After calling for Activision-Blizzard CEO Bobby Kotick to resign on Wednesday, video game industry unionization group Game Workers Unite has now put together a campaign and petition to agitate for the same.
“We are proud to partner with @teamcoworker to organize this campaign. Their many successful campaigns to improve the lives of workers are an inspiration,” the group tweeted. “If you support the 800 Activision Blizzard employees who were laid off while the c-suite personally raked in millions, sign our petition to #FireBobbyKotick!”
The move comes in the wake of ActiBlizz executives deciding to axe 800 jobs across multiple studios in spite of its record-high revenues in 2018. The petition has over a thousand signatures right now.
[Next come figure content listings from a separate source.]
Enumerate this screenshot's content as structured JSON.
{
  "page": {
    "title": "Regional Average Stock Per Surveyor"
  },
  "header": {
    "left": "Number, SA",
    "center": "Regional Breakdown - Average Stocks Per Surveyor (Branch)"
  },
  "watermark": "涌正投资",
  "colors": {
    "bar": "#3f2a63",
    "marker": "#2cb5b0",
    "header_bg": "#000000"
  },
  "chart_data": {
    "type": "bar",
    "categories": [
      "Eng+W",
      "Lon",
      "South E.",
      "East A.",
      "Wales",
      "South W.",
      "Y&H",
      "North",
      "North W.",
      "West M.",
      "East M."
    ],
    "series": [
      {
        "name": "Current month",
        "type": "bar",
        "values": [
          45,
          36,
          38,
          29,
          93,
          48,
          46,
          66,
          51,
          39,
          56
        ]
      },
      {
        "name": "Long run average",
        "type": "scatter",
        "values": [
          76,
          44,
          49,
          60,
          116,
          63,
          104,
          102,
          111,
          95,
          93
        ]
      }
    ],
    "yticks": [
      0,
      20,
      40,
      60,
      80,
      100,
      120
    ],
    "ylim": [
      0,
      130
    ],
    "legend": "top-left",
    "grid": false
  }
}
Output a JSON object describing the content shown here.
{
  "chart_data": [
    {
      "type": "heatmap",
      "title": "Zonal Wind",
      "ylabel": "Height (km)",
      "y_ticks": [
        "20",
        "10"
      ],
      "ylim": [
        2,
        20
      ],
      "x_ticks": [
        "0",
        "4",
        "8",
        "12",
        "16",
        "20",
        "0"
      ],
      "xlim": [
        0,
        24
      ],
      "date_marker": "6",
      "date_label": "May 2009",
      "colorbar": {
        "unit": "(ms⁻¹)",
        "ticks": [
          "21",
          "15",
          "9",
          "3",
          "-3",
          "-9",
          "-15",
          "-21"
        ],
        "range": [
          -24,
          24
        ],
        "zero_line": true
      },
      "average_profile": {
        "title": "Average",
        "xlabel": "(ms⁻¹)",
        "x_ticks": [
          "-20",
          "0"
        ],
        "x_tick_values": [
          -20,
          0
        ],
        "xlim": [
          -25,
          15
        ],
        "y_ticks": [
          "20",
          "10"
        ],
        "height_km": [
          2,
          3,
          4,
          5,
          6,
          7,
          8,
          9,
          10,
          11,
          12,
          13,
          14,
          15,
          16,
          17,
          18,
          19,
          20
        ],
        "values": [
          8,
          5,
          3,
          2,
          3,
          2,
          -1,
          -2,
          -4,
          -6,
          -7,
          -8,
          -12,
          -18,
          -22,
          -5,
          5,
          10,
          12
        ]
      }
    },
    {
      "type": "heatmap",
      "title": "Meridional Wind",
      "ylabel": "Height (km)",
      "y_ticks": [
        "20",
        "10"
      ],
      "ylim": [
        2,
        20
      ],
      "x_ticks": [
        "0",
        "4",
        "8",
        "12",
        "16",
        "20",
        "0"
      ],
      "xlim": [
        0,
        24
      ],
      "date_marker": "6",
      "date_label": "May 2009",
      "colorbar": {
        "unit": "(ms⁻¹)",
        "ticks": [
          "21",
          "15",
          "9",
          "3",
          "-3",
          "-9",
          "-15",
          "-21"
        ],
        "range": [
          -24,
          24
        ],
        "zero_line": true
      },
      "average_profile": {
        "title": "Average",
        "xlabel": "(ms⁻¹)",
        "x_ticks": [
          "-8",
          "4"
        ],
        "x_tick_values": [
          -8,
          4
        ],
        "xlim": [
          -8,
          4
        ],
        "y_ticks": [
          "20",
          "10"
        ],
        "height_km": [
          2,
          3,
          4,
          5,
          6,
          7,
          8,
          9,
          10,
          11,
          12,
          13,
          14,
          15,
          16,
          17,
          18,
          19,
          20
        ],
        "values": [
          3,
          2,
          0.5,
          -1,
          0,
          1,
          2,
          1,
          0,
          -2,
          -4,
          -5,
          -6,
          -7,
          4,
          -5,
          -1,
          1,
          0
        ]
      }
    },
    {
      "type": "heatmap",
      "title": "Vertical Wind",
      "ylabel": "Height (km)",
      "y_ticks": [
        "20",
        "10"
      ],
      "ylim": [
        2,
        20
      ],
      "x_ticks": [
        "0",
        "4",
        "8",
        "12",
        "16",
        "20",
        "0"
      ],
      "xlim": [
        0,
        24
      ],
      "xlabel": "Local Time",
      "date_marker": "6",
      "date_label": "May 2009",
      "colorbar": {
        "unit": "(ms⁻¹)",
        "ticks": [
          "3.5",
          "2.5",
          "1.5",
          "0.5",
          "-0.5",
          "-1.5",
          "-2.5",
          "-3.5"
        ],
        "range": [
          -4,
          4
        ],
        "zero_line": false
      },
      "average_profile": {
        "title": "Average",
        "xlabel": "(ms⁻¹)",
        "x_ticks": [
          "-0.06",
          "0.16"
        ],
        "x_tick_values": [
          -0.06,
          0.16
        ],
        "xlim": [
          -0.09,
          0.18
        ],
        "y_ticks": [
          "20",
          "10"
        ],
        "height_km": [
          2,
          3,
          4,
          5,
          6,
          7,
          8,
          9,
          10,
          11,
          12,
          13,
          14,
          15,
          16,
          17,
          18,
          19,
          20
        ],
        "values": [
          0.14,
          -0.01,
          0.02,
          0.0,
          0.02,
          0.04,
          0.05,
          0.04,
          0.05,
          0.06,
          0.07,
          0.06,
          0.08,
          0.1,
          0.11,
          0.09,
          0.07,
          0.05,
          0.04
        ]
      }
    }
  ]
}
A few other news bits on the new story that dominated the entire week:
- There’s a positively gigantic list of game studios that are hiring floating around Linkedin. Whatever your current thoughts on the industry as a whole, you gotta love the worker solidarity here.
- GIbiz’s NA editor has up a scathing piece on the move examining Kotick’s business strategies – and finding them wanting, particularly in the long-term: “For him at least, it seems the company’s incentives truly reward profit and nothing else. But beyond any kind of moral scolding one would direct at a multimillionaire many times over who values increasing his own net income over the well-being of hundreds and hundreds of his employees, Kotick’s aggressive short-term optimizing looks reckless in the long run.”
- Here’s some irony: Not even all the shareholders are happy with Kotick. One shareholder who commented on the union twitter thread pointed out that not only was he unhappy with the treatment of the 800 people fired, he’d still “lost a large amount of money in the stock due to Bobby Kotick being an idiot” and therefore supported giving him the boot.
“While you’re putting in crunch time, your bosses are ringing the opening bell on Wall Street. While you’re creating some of the most groundbreaking products of our time, they’re pocketing billions. While you’re fighting through exhaustion and putting your soul into a game, Bobby Kotick and Andrew Wilson are toasting to ‘their’ success. They get rich. They get notoriety. They get to be crowned visionaries and regarded as pioneers. What do you get? Outrageous hours and inadequate paychecks. Stressful, toxic work conditions that push you to your physical and mental limits. The fear that asking for better means risking your dream job.”